Research Article | Open Access

Volume 2018 | Article ID 4894078 | https://doi.org/10.1155/2018/4894078

Full Field Strain Analysis of Blasting Under High Stress Condition Based on Digital Image Correlation Method

Liyun Yang,¹Chenxi Ding,¹Renshu Yang,¹Zhen Lei,²and Jing Wang¹

Academic Editor: Chengzhi Shi

Received30 Jun 2018

Revised27 Aug 2018

Accepted04 Sept 2018

Published03 Dec 2018

Abstract

The depth of mineral resources like coal continuously increases due to the exhaustion of shallow resources, and the characteristic of high ground stress in deep ground inevitably affects fracture of rock blasting. Combining with high-speed photography technology, the digital image correlation method (DIC) is introduced into experimental study on explosive mechanics. And strain evolution process of blasting under high stress condition is obtained by using the model experiment method. The preliminary results show that high stress condition has no obvious effects on the propagation law of blasting stress wave or its stress peak in the medium. In addition, it is found that medium in the “elastic vibration area” by conventional blast zoning is not always “elastic,” and on this basis, the concepts of “plastic area” and “quasielastic area” are put forward. The high stress condition does not influence partition range of above “plastic area” or “quasielastic area,” but in the “plastic area,” the high stress condition decreases both plastic strain value and its decay rate of relevant gauging points.

1. Introduction

In recent years, the state of mineral resource exploitation like coal is shifted from the open air to the underground and from the shallow to the deep; resource exploitation environment is more complex, and the exploitation difficulty increases dramatically. He [1] pointed out that the high ground stress is a significant difference between deep mining and shallow mining, which is also a problem that must be faced and solved by deep mining. With deepening of resource exploitation, corresponding construction methods also need to consider the characteristics of deep mining and make technological innovation to better serve high efficient utilization of resource. Drilling and blasting, as a traditional and effective construction method, is widely used in rock crushing and rock roadway excavation. In the process of blasting excavation of an underground hydropower station, Lu [2] found that the high ground stress is one of the main reasons for crack expansion in contour blasting and considered it is unreasonable for deep rock blasting design according to shallow rock blasting parameters when the ground stress exceeds 10–12 MPa. Nevertheless, in current deep rock blasting construction, the design of blasting parameters does not take the impact of high ground stress into account, resulting in unreasonable use of explosive energy and poor blasting effect.
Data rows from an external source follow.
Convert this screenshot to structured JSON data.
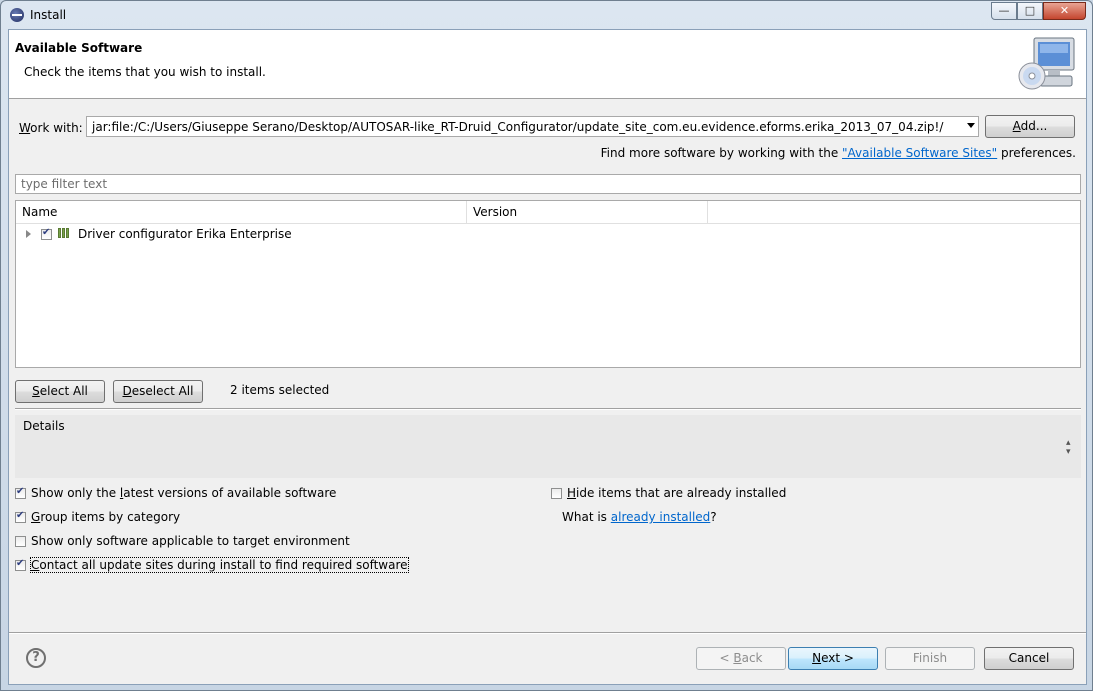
{
  "window": {
    "title": "Install"
  },
  "banner": {
    "title": "Available Software",
    "subtitle": "Check the items that you wish to install."
  },
  "work_with": {
    "label": "Work with:",
    "value": "jar:file:/C:/Users/Giuseppe Serano/Desktop/AUTOSAR-like_RT-Druid_Configurator/update_site_com.eu.evidence.eforms.erika_2013_07_04.zip!/",
    "add_button": "Add..."
  },
  "find_more": {
    "prefix": "Find more software by working with the ",
    "link": "\"Available Software Sites\"",
    "suffix": " preferences."
  },
  "filter": {
    "placeholder": "type filter text"
  },
  "tree": {
    "columns": [
      "Name",
      "Version",
      ""
    ],
    "rows": [
      {
        "label": "Driver configurator Erika Enterprise",
        "version": "",
        "checked": true,
        "expandable": true
      }
    ]
  },
  "selection": {
    "select_all": "Select All",
    "deselect_all": "Deselect All",
    "count_text": "2 items selected"
  },
  "details": {
    "label": "Details"
  },
  "options": {
    "latest_versions": {
      "label": "Show only the latest versions of available software",
      "checked": true
    },
    "group_by_category": {
      "label": "Group items by category",
      "checked": true
    },
    "applicable_only": {
      "label": "Show only software applicable to target environment",
      "checked": false
    },
    "contact_all_sites": {
      "label": "Contact all update sites during install to find required software",
      "checked": true
    },
    "hide_installed": {
      "label": "Hide items that are already installed",
      "checked": false
    },
    "what_is": {
      "prefix": "What is ",
      "link": "already installed",
      "suffix": "?"
    }
  },
  "footer": {
    "back": "< Back",
    "next": "Next >",
    "finish": "Finish",
    "cancel": "Cancel"
  },
  "icons": {
    "app": "eclipse-icon",
    "banner": "computer-cd-icon",
    "help": "question-mark-icon",
    "feature": "feature-icon"
  }
}
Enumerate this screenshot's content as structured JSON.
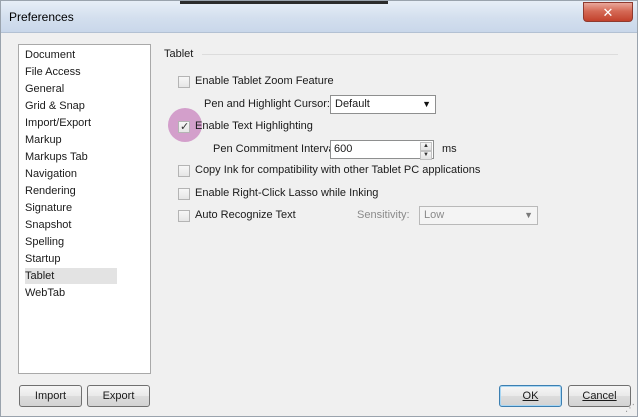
{
  "window": {
    "title": "Preferences",
    "close_glyph": "✕"
  },
  "nav": {
    "items": [
      {
        "label": "Document"
      },
      {
        "label": "File Access"
      },
      {
        "label": "General"
      },
      {
        "label": "Grid & Snap"
      },
      {
        "label": "Import/Export"
      },
      {
        "label": "Markup"
      },
      {
        "label": "Markups Tab"
      },
      {
        "label": "Navigation"
      },
      {
        "label": "Rendering"
      },
      {
        "label": "Signature"
      },
      {
        "label": "Snapshot"
      },
      {
        "label": "Spelling"
      },
      {
        "label": "Startup"
      },
      {
        "label": "Tablet",
        "selected": true
      },
      {
        "label": "WebTab"
      }
    ]
  },
  "tablet": {
    "section_title": "Tablet",
    "zoom_feature": {
      "label": "Enable Tablet Zoom Feature",
      "checked": false
    },
    "pen_cursor": {
      "label": "Pen and Highlight Cursor:",
      "value": "Default"
    },
    "text_highlighting": {
      "label": "Enable Text Highlighting",
      "checked": true
    },
    "pen_commitment": {
      "label": "Pen Commitment Interval:",
      "value": "600",
      "unit": "ms"
    },
    "copy_ink": {
      "label": "Copy Ink for compatibility with other Tablet PC applications",
      "checked": false
    },
    "right_click_lasso": {
      "label": "Enable Right-Click Lasso while Inking",
      "checked": false
    },
    "auto_recognize": {
      "label": "Auto Recognize Text",
      "checked": false
    },
    "sensitivity": {
      "label": "Sensitivity:",
      "value": "Low",
      "disabled": true
    }
  },
  "buttons": {
    "import": "Import",
    "export": "Export",
    "ok": "OK",
    "cancel": "Cancel"
  },
  "icons": {
    "checkmark": "✓",
    "dropdown": "▼",
    "spin_up": "▲",
    "spin_down": "▼"
  }
}
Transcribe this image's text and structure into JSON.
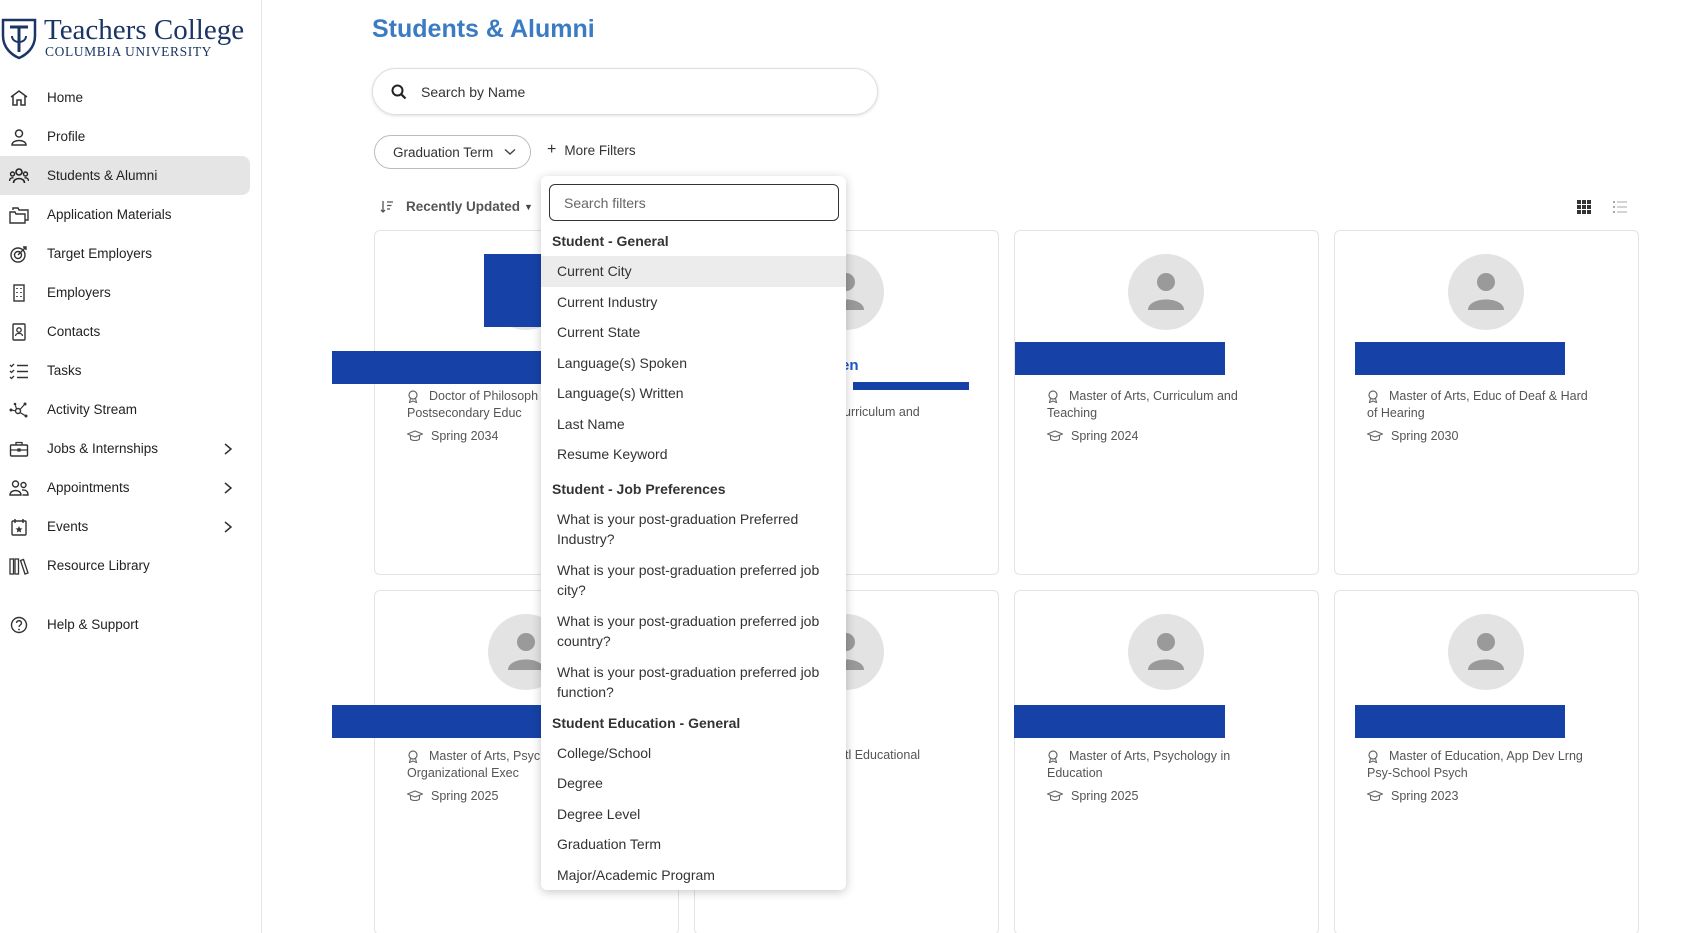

Many scholars and researchers have noticed that the high ground stress cannot be ignored for rock blasting [3–10]. Kutter [3] published a classical literature about the blasting failure mechanism, in which he found the crack propagation gave priority in the direction of maximum principal stress in static stress field by using polymethyl methacrylate (PMMA) and rock materials. Bai [4] also found the ground stress field has a guiding effect on the expansion of blasting induced crack, and main direction of the crack propagation tends to the direction of the maximum principal stress. It is thought that the increase of hole spacing or reduction of the charge amount in the direction of the maximum principal stress can improve blasting quality and reduce explosive consumption [5]. Yan [6] believed that the coupling effect of blasting loading and high ground stress on damage of the surrounding rock is greater than the effect of their linear superposition. Wei [7] carried out the numerical simulation of slit-charge blasting under different high stress conditions, it is found that the crack propagation direction is controlled by the incision angle and the direction of maximum ground stress, and the crack propagation scale is mainly controlled by the value of ground stress.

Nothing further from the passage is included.